„Mein Recht! Ich geb nicht auf“, heißt jenes Fernsehformat des österreichischen Privatsenders ATV, das die Grundbesitzer Elisabeth Trager und Stephan Köll nach Matrei holen. „Ich habe mir über viele Jahre in meiner Heimatgemeinde viel gefallen lassen müssen“ argumentiert Trager. „Immer wieder hat es dabei geheißen, dass öffentliches Interesse besteht. Darum bin ich nun fest davon überzeugt, dass die Öffentlichkeit ein Recht darauf hat, sich endlich selbst ein Bild zu machen“, argumentiert Trager.
Wie berichtet, hat das Land Tirol für den Bau eines Radweges in Matrei in Osttirol ein Enteigungsverfahren gegen Trager und Köll eingeleitet, nachdem vor drei Wochen in einer rund siebenstündigen Sitzung mit Vertretern des Landes und des Baubezirksamts keine Einigung erzielt werden konnte. „Aktuell wird seitens der Behörde ein entsprechender Bescheid vorbereitet. Dieser wird voraussichtlich zeitnahe – innerhalb der kommenden Wochen – abgeschlossen und versandt werden“, teilte das Land auf Anfrage mit.

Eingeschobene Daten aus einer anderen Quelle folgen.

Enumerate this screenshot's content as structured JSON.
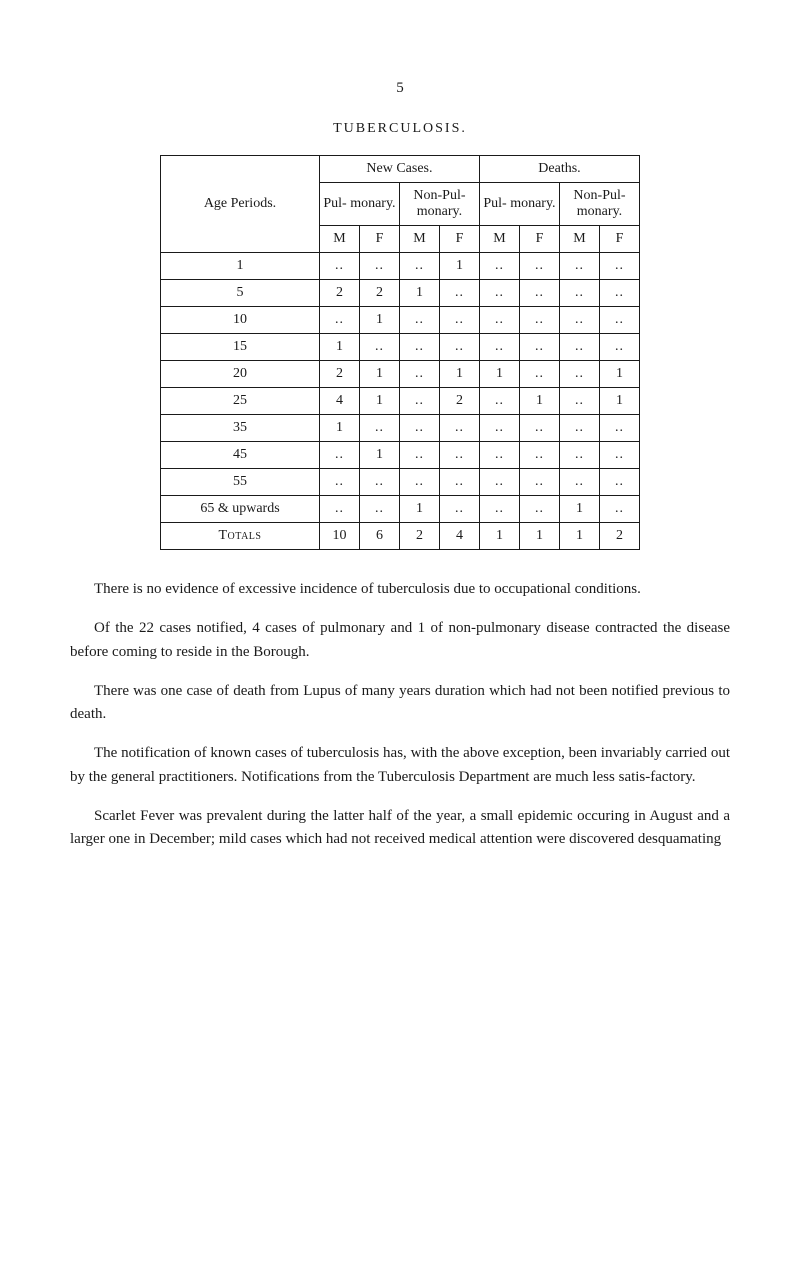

„Es geht uns nicht ums Geld“
Und obwohl die Gemeinde Matrei zuletzt den angebotenen Quadratmeterpreis für die beanspruchte Fläche im Ausmaß von rund 2500 Quadratmetern von unter 15 Euro auf rund 37 Euro angehoben hat, wehren sich die Grundeigentümer nach wie vor gegen die Enteignung ihres Eigentums. „Es geht uns nicht ums Geld. Man hat mit uns einfach nicht geredet, sondern im Stillen geplant und gebaut. Wir wurden dann per angedrohtem Enteignungsverfahren vor vollendete Tatsachen gestellt.“
Dabei ist anzumerken, dass die Gemeinde über die Höhe der Abgeltung gar nicht selbst bestimmen kann. Denn nach der Offenbarung durch Wirtschaftsprüfer vor einem Jahr, dass Matrei in Osttirol mit einem Schuldenstand von 35 Millionen Euro massiv überschuldet ist, wurde die Gemeinde zu einem strikten Sparkurs verdonnert und hängt finanziell am Tropf des Landes. Indirekt muss also das Land und damit der Steuerzahler für den geplanten Verkehrsknoten samt Radweg bezahlen.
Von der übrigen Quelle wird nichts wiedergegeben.